It started in Thailand. Giggly school kids would approach us and ask, “One photo?” At first I thought they were asking us to take a photo of them. When I answered yes, the kid would rush to my side and one of their friends would snap away (usually on a cell phone). Once permission was granted to one, all the kids would want their picture taken with the tall, white farang (foreigner). It happened a few times in Thailand and was cute… for a while.
Then we went to India. Western tourists have been exploring India for years, yet from the intense stares we got, we thought perhaps we were the only white people some of these Indians had ever seen. Once they snapped out of their stares, they would remember that they had a camera or phone and would ask for a photo. So we obliged. Snap, a shot with a woman in a sparkly, green salwar khameez, in Hawa Mahal, Jaipur.
Click, a photo for the man eyeing me up at the Taj Mahal.
He thought it was cool that I would wear the local dress. Or maybe he was shocked to see my lily white stomach peeking out and had to splash it on his Facebook page.
Some “stole” pictures of us as we passed by. Most asked politely, and while we always joked among ourselves about asking for some rupees, we never said it to them. We asked many people why they wanted our photo. They usually didn’t answer our question with words, just the usual Indian head wobble. When we asked our tour guide Navin about it, he said they like to pretend they have a Western friend and show the photos off to other Indians.

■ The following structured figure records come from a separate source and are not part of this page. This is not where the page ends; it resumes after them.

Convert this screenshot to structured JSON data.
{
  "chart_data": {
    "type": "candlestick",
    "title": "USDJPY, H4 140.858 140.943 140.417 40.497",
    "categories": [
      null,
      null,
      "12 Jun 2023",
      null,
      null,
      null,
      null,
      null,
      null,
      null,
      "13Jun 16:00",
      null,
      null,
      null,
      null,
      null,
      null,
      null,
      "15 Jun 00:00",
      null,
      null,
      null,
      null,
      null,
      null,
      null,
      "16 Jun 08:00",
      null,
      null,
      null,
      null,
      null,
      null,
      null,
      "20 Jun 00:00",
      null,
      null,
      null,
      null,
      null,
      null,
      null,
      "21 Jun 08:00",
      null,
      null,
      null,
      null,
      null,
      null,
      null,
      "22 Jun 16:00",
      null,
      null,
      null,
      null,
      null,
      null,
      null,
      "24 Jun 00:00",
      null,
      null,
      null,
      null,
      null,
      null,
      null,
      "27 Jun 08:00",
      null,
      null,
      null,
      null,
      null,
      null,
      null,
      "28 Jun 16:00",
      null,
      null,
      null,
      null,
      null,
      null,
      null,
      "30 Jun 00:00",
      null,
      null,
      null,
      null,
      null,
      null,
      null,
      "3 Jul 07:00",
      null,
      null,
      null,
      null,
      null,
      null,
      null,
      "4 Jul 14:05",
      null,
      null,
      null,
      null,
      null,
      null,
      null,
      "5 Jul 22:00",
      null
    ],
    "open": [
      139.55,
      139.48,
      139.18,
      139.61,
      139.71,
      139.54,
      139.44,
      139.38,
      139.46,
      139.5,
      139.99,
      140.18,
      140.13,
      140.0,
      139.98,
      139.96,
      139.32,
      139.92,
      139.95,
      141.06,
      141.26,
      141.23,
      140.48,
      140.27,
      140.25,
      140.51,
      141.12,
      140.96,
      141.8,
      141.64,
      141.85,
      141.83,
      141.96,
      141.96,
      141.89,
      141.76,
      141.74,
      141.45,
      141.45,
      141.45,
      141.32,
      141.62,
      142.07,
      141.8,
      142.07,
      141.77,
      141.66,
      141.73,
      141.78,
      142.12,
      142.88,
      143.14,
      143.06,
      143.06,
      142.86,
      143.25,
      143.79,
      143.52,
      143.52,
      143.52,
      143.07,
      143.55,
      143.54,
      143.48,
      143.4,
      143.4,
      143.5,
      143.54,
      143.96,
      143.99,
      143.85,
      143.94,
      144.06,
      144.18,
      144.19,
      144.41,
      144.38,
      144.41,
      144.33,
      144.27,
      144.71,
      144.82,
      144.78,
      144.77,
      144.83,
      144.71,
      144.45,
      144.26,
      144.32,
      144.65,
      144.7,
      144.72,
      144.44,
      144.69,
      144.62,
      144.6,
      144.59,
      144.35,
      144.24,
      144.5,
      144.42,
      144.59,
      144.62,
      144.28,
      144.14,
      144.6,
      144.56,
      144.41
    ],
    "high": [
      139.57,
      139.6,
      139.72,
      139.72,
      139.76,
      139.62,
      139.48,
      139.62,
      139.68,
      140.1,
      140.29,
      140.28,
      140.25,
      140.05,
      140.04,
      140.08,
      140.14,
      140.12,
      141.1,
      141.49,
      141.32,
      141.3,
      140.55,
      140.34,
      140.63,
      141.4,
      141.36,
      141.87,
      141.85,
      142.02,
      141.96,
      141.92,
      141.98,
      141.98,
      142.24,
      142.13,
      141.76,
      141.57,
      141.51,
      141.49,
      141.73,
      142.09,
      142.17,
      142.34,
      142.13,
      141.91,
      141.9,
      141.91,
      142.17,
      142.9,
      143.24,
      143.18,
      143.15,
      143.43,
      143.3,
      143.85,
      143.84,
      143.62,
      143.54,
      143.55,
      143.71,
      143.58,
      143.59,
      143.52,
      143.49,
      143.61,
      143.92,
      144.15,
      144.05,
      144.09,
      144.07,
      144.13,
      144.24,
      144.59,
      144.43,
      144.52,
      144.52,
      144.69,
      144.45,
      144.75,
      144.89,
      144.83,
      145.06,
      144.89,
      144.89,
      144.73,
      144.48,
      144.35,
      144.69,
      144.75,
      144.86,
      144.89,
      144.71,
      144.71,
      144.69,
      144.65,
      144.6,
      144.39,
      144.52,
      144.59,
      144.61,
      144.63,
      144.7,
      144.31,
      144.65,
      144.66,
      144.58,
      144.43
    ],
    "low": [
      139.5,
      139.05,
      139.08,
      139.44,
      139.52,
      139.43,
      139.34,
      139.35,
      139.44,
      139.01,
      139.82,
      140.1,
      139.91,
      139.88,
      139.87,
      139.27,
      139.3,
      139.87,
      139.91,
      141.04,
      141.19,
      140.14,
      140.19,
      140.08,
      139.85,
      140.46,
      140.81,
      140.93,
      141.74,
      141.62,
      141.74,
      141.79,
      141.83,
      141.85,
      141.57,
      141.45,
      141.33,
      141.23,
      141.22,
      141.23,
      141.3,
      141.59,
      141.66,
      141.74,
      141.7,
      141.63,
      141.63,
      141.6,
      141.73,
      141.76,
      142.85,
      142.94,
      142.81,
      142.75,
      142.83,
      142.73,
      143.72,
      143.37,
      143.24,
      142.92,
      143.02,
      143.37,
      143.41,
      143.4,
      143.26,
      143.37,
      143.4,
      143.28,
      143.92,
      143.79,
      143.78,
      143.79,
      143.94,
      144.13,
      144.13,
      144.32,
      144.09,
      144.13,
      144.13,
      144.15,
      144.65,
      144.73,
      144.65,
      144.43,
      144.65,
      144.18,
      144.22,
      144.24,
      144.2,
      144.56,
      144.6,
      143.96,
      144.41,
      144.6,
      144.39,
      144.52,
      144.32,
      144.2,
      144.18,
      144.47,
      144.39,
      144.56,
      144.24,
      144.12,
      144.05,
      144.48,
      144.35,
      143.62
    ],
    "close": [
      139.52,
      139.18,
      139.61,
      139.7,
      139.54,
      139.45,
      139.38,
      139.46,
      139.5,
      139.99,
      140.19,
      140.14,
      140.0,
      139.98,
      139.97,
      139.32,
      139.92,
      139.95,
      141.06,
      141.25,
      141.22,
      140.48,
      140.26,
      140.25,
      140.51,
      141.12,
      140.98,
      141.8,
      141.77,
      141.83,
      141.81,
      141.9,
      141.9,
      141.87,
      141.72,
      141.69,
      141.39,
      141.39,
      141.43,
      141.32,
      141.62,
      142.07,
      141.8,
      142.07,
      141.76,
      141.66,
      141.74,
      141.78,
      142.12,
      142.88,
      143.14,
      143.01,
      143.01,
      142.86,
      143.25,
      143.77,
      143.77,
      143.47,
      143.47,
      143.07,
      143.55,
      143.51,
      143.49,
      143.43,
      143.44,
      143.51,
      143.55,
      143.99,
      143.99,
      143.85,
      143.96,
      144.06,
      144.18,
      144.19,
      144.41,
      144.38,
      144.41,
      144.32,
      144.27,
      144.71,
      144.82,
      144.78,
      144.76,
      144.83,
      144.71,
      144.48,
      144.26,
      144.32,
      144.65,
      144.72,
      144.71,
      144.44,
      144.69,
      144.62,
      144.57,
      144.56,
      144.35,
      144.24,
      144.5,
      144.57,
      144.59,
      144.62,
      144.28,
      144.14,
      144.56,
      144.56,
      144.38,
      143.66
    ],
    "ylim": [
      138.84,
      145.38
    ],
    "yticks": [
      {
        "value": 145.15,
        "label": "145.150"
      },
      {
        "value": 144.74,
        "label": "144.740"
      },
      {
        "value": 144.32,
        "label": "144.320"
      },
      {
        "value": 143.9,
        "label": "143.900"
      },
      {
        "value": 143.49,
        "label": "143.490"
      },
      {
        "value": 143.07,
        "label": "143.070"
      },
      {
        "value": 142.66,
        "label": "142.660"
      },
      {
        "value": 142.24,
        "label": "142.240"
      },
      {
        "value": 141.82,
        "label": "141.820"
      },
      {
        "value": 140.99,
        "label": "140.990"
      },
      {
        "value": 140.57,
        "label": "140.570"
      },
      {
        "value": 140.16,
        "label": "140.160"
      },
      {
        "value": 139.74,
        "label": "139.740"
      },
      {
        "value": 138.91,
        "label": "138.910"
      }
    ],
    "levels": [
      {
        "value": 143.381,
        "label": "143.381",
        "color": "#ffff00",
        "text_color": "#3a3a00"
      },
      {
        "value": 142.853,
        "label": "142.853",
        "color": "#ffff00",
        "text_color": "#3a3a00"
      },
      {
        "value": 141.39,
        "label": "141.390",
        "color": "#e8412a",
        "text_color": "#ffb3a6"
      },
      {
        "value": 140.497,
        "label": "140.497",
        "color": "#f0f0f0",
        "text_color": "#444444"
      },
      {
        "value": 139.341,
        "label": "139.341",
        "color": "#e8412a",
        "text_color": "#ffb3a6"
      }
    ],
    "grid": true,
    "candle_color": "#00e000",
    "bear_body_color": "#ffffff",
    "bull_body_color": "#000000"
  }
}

Ken’s perspective on this is, of course, recorded on video:
We felt funny sometimes having our picture taken. We may have been dirty or sweaty or feeling uninteresting. And those are the times when we remembered that turnabout is fair play. Barely a day has gone by on our world tour without us sneaking a snap of an unsuspecting local. We do it all the time, so why shouldn’t we have our photo taken by a stranger too?
We do have our limits. One boundary that I feel the world really needs to respect is not touching a stranger without permission. We are constantly reading about cultural sensitivities in guidebooks and how we foreigners need to respect local customs. So I was a bit shocked at what happened at the location of Buddha’s first sermon, outside of Varanasi. A few of us were approached by a local who wanted to take a group picture. We lined up for him, and then more budding photographers gathered around us. It was brutally hot that day, with the sun beating down, so I had my sarong wrapped around my head and shoulders. One woman charged at me and forcefully tried to remove my sarong from my head, for a more Westernized look to her picture. I replied gruffly that she shouldn’t be grabbing me like that and scowled for the last picture.
Good thing we’re not looking into becoming politicians, because we have no idea what incriminating photos some of these people may have of us!